O som vocal é muito compacto. Bastante comprimido, mas com um ataque lento o suficiente, ainda conseguimos captar detalhes e pequenos ganchos nas consoantes que nos forçam a ouvir o que ela está dizendo. Poderia ser mais grosso, porém. Deve haver uma razão para isso. Vamos ver.
Observação sobre a escrita. Vamos falar sobre ‘Hello’. Não vamos pensar por um nanosegundo que Adele e Greg Kurstin não ouviram falar de Lionel Richie. Eles ouviram. Eles conhecem essa música. Eles incluíram essa linha. Pode ter sido uma inspiração acidental no início, mas tenho certeza de que se perguntaram ‘Podemos fazer isso?’ ‘É uma boa ideia?’ ‘Vamos ser criticados por isso?’ ‘Ousamos?’ E, então, decidiram que estava tudo bem. Eu vejo isso como uma espécie de “aliteracão macro” - um gancho/som que é referenciado em dezenas de músicas em vez de apenas alguns versos. Você precisa ter escrito muitas grandes músicas originais que se destacam por conta própria para conseguir isso, mas eles o fizeram aqui. Há também outra referência interessante no verso quando ela canta ‘California Dreaming’. Isso provoca emoções. Não provoca? A linha ‘Hello’ ainda é inquietante nas duas primeiras vezes, não é? Fico me perguntando o que Lionel sente.
O primeiro novo instrumento aparece no pré-refrão. Uma coisa semelhante a um pad brilhante. E então há aquele elevador reverso de piano/vocal antes do refrão que nos lembra que não estamos em 1973.
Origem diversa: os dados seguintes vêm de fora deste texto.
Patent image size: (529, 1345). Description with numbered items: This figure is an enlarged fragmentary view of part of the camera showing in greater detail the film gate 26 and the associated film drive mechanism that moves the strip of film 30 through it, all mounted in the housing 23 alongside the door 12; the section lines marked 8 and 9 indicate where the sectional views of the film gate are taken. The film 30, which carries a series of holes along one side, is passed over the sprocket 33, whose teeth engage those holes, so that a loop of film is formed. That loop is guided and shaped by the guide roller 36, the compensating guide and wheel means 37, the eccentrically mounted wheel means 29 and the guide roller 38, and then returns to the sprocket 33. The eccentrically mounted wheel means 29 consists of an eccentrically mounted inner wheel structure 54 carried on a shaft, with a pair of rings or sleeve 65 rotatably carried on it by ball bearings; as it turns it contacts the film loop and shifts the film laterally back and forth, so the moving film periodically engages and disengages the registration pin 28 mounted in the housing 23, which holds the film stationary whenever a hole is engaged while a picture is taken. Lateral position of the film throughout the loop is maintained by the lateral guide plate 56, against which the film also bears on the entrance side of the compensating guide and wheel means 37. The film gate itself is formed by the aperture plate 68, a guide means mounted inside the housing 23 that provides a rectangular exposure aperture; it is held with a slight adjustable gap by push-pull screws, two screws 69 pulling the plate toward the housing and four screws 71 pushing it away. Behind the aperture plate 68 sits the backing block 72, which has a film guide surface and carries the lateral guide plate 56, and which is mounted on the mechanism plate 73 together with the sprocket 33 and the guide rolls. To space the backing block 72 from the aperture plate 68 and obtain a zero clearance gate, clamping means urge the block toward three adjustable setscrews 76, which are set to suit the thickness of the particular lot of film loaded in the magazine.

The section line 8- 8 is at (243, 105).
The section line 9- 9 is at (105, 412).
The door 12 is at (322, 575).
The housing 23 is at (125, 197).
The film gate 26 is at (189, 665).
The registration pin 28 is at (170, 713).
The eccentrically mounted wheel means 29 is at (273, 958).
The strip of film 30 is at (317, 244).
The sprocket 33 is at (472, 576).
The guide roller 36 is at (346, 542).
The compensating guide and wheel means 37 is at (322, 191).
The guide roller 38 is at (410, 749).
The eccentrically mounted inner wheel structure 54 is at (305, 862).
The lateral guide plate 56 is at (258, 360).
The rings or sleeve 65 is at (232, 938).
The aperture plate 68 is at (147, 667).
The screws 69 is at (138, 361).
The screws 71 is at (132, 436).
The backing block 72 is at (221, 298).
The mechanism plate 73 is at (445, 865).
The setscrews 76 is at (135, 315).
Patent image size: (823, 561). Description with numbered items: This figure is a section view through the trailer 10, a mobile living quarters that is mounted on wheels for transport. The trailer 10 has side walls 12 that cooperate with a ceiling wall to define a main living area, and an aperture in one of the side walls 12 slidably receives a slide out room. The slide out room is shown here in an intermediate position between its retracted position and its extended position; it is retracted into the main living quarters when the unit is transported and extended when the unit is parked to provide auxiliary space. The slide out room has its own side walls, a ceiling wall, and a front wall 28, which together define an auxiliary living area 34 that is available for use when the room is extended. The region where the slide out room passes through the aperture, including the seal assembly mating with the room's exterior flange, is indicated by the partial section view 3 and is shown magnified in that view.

O refrão é apenas uma versão mais rica do verso com a nota de pedal única, bem alta nas cordas. Note como a voz não desaparece ou se afasta do espaço quando o refrão começa, mesmo que ela esteja cantando para fora e o microfone provavelmente estava implorando por misericórdia. Alguém estava pensando à frente e se certificou de que o som vocal do verso e o som vocal do refrão combinariam. É difícil fazer isso quando o refrão está uma oitava acima e cercado por muito som, e o verso é baixo e íntimo com muito espaço. Acho que isso explica por que o som vocal do verso era mais contido do que poderia ter sido. Eles optaram por um som vocal mais equilibrado ao longo da música em vez do melhor som possível em todos os momentos. Você pode ouvir uma pequena explosão de energia nas primeiras palavras do segundo verso, no entanto. Seria bom ter essa cor durante todo o primeiro verso, por exemplo? O que você acha?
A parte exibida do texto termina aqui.